Five year survival rates for bowel cancer vary. Overall survival rates have increased from 54.7 per cent to almost 71 per cent between 1990 and 2019, states Bowel Cancer Australia.

But that depends on the stage the cancer is at, how treatable it is and the patient.

Almost everyone diagnosed with stage 1 bowel cancer, where the cancer is isolated to the inner lining of the bowel, can survive for five years or more.

Prognosis rates from stage 4, where the cancer has spread to other organs, are lower but in some cases surgery can improve the prognosis.

‘Horrible disease’

Ms Bovingdon has finished her second round of chemotherapy.

“I’m currently stuck in hospital … it’s been really hard,” she told The Advertiser.

“What could’ve been done to have caught it earlier? How long have I had it? Where did it come from? Why wasn’t my body not telling me something wasn’t right? Why did it wait till then? What was going on?
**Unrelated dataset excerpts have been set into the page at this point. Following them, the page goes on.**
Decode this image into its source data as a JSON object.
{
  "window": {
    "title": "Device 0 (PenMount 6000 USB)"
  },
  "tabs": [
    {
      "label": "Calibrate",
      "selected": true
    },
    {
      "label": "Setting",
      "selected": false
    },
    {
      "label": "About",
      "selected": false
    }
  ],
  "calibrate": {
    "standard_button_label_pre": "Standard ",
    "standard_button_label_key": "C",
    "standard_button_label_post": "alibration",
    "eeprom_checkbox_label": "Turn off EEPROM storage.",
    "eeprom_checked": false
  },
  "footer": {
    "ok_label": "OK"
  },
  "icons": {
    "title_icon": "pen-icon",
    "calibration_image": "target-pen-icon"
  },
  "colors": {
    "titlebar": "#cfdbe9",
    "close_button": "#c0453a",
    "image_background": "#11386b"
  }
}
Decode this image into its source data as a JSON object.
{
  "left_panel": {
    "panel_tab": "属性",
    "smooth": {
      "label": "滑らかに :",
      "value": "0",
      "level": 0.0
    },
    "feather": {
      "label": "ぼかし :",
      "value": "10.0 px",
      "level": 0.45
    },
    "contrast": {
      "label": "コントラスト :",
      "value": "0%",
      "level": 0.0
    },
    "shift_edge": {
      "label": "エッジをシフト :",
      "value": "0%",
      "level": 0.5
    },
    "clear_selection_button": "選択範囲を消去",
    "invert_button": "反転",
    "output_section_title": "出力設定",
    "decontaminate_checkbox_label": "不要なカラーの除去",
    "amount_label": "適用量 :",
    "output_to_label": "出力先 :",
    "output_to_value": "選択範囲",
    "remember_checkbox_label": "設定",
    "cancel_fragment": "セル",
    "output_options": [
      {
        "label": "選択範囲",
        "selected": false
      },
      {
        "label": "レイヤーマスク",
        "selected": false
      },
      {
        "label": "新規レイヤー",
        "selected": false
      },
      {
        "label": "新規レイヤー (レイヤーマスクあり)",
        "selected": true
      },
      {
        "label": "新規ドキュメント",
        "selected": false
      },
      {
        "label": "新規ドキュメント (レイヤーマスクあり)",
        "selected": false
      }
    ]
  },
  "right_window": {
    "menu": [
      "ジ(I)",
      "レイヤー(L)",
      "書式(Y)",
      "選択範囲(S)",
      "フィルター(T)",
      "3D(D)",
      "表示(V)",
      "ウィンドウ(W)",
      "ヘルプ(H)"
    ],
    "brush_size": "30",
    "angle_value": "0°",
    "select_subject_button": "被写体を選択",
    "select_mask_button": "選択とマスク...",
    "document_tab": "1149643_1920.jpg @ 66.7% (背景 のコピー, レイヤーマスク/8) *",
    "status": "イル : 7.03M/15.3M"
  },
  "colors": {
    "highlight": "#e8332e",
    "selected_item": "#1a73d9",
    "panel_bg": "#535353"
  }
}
All of that goes through your mind,” Ms Bovingdon said.

She has called for early testing of bowel cancer.

Ms Bovingdon, a project controller, hasn’t been able to work since her hysterectomy in November while her husband has had to take time off to care from their three children.

Ms Bovingdon’s friend Tammy Taylor has set up an online fundraising page for the fame who she said were struggling.

“It’s enough to have to deal with cancer and having to do chemo let alone worrying about how you’re going to pay your bills, school fees, sports, medication and anything else that pops up in between,” Ms Taylor said on the fundraising page.

“I would like to try make life a little easier while she fights this horrible disease”.